Fearful of the influence of the slaves' revolution, US President Thomas Jefferson refused to recognize the new republic, as did most European nations. The US did not officially recognize Haiti for decades, until after the American Civil War. Haiti's new government was not supported by other republics.

The revolution led to a wave of emigration.[57] In 1809, nearly 10,000 refugees from Saint-Domingue settled en masse in New Orleans.[58] They doubled the city's population. In addition, the newly arrived slaves added to the city's African population.[59]

Saint-Domingue was divided between the Kingdom of Haiti in the north, directed by Henri I, and a republic in the south, directed by Alexandre Pétion, an homme de couleur.
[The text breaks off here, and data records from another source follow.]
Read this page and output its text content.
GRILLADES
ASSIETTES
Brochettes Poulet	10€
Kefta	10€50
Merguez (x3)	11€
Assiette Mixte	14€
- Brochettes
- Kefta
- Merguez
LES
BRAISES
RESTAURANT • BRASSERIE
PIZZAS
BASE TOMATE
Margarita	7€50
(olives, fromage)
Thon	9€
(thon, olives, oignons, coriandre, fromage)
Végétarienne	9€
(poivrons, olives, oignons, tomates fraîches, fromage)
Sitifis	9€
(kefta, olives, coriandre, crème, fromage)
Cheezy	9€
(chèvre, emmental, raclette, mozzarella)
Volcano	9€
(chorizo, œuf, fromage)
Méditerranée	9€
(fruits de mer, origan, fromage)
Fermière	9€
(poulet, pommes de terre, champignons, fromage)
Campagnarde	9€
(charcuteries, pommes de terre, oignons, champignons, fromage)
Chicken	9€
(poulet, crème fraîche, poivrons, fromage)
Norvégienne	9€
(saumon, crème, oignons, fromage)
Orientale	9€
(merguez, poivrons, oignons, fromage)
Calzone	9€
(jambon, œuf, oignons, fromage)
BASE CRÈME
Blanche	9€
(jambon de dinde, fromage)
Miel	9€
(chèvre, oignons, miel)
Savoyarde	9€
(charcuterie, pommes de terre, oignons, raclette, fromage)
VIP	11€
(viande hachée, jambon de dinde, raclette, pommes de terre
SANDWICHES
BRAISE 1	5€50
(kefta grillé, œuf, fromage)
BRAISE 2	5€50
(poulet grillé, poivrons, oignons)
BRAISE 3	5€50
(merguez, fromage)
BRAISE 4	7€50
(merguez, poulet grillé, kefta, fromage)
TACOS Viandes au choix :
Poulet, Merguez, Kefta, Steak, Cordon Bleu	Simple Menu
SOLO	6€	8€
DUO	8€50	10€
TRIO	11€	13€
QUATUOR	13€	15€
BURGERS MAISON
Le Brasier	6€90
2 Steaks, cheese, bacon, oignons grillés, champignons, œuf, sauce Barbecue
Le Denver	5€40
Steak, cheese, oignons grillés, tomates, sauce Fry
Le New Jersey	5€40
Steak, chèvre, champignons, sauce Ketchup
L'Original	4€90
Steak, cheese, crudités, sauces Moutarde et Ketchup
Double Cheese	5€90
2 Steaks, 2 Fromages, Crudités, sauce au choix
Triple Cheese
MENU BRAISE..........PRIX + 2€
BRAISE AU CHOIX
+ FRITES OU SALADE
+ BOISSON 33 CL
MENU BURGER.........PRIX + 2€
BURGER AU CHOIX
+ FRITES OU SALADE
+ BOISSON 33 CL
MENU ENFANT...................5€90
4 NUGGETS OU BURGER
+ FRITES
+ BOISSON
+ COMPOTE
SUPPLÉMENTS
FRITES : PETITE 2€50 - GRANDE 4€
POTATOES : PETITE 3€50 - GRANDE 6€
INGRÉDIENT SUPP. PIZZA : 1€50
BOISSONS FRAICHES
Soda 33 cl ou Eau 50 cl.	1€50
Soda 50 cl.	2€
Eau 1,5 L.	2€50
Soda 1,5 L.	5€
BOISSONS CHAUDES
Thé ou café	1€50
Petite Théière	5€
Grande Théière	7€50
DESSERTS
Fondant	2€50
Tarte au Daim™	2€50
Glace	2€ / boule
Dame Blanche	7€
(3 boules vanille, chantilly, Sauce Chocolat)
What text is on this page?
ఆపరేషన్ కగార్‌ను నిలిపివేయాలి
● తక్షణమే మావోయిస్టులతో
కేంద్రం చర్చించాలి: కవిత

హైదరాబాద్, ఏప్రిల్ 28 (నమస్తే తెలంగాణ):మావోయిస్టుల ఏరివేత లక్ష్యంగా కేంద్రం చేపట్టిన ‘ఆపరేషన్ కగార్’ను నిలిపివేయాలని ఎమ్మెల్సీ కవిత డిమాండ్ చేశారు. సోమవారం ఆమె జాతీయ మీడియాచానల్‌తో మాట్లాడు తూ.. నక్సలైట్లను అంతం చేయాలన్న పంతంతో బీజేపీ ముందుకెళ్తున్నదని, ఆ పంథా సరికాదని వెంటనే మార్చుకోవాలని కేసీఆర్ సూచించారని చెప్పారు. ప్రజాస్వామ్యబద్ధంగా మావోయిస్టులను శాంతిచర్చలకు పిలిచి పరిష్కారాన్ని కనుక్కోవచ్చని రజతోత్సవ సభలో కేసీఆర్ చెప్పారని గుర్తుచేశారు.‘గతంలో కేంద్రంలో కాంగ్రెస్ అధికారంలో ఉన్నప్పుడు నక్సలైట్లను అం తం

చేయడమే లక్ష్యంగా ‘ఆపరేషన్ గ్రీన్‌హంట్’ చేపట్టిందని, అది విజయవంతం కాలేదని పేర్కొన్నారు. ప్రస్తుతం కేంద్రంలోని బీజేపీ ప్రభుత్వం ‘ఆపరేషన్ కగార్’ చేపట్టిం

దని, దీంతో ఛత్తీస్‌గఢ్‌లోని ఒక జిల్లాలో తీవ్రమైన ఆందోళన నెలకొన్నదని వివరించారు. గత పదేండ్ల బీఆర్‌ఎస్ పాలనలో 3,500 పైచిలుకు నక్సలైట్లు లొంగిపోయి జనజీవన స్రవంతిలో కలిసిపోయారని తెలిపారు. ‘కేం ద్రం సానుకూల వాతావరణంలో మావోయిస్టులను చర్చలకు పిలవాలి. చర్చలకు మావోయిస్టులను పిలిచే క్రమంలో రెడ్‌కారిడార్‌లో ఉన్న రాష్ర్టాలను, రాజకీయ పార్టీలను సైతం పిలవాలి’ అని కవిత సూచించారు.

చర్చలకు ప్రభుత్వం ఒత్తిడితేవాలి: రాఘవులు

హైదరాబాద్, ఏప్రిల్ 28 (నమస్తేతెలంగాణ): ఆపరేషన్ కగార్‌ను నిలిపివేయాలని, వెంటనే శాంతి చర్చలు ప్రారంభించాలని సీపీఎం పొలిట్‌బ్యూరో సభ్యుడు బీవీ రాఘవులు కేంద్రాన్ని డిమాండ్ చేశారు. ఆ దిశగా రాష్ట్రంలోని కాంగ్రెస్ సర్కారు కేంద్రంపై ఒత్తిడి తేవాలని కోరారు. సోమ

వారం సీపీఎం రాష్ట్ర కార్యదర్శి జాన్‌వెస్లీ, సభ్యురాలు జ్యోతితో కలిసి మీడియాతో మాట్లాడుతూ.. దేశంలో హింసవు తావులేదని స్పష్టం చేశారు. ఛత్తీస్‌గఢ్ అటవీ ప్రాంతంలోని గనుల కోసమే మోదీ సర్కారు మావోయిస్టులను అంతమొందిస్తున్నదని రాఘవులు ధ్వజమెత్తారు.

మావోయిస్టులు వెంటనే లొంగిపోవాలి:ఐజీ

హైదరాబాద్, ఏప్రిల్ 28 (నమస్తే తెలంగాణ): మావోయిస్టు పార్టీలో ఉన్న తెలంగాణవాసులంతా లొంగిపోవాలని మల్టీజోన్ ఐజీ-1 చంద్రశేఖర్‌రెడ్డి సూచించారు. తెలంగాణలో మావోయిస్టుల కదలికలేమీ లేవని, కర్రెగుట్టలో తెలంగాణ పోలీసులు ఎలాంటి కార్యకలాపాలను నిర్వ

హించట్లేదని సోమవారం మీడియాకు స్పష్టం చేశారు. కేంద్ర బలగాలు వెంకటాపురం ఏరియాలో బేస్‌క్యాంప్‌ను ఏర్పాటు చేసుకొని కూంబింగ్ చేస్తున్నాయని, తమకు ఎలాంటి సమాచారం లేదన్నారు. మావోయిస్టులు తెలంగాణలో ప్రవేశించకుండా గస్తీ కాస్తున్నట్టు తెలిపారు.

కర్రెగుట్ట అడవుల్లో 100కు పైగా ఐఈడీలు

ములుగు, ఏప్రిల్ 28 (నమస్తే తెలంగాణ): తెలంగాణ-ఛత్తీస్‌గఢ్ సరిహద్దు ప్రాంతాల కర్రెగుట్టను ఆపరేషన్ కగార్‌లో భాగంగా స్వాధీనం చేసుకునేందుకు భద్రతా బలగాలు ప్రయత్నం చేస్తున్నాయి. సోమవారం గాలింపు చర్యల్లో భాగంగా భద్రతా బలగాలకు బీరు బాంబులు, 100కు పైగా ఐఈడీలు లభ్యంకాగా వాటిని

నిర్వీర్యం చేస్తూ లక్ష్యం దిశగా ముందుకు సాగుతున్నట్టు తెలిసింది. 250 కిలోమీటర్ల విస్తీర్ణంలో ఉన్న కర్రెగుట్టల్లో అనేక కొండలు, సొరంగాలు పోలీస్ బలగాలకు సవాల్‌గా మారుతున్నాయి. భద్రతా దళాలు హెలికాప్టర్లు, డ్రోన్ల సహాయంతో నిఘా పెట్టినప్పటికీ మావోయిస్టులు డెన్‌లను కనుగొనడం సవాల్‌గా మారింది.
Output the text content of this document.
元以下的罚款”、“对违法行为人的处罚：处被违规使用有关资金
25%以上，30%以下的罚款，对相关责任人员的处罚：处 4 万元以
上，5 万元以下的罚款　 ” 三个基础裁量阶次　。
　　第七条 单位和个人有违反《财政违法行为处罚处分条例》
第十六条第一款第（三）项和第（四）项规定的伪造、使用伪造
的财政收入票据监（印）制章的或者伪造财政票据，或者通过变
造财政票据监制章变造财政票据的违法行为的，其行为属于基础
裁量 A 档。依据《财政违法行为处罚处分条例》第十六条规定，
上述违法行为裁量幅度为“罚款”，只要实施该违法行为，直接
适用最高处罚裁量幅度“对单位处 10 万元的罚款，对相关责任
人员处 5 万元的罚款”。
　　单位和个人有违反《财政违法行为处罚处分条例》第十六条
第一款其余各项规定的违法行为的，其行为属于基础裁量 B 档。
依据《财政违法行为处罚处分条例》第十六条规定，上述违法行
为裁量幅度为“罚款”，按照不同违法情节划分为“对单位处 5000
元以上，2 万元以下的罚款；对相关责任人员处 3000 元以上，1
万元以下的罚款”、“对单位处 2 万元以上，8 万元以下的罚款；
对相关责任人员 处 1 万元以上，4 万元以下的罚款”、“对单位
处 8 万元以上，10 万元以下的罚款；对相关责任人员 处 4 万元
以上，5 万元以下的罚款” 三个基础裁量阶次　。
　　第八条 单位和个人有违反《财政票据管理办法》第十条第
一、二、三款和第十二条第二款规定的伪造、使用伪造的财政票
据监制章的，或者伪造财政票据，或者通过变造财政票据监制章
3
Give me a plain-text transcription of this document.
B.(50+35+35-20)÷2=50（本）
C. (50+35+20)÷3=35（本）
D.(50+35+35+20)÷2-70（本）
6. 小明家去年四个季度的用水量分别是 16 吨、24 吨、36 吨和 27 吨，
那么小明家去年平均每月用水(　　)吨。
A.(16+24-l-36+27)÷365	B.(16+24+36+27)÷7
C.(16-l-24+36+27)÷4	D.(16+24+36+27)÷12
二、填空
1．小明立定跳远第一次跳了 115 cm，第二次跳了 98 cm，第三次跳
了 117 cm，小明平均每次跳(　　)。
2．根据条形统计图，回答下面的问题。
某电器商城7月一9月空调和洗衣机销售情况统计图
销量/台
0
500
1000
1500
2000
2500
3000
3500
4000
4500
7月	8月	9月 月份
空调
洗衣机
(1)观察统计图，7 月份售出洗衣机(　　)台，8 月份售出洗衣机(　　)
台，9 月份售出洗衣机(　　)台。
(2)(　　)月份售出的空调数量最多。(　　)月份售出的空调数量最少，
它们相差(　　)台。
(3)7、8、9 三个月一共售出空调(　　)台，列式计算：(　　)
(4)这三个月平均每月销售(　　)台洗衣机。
Henri Christophe established a semi-feudal corvée system, with a rigid education and economic code.[60][unreliable source?]

President Pétion gave military and financial assistance to the revolutionary leader Simón Bolívar, which were critical in enabling him to liberate the Viceroyalty of New Granada.[61] He was instrumental in aiding countries in South America achieve independence from Spain.

Beginning in 1821, President Jean-Pierre Boyer, also an homme de couleur and successor to Pétion, reunified the two parts of Haiti and extended control over the entire western portion of the island.[62] In addition, after Santo Domingo declared its independence from Spain, Boyer sent forces in to take control. Boyer ruled the entire island, ending slavery in Santo Domingo.[63] After Santo Domingo achieved independence from Haiti, it established a separate national identity.

Struggling to revive the agricultural economy to produce commodity crops, Boyer passed the Code Rural, which denied peasant laborers the right to leave the land, enter the towns, or start farms or shops of their own. Following the Revolution, many peasants wanted to have their own farms rather than work on plantations.[64][65]

The American Colonization Society (ACS) encouraged free blacks in the United States to emigrate to Haiti. Starting in September 1824, more than 6,000 African Americans migrated to Haiti, with transportation paid by the ACS.[66] Many found the conditions too harsh and returned to the United States.

In July 1825, King Charles X of France, during a period of "restoration" for the monarchy, sent a fleet to reconquer the island. Under pressure, President Boyer agreed to a treaty by which France formally recognized the independence of the nation in exchange for a payment of 150 million francs (reduced to 90 million in 1838). After losing the support of Haiti's elite, Boyer was ousted in 1843. A long succession of coups followed his departure to exile.

The enforced payment to France reduced Haiti's economy for years. Western nations did not give Haiti formal diplomatic recognition. Both of these problems kept the Haitian economy and society isolated. Expatriates bankrolled and armed opposing groups.[67] In 1892, the German government supported suppression of the reform movement of Anténor Firmin.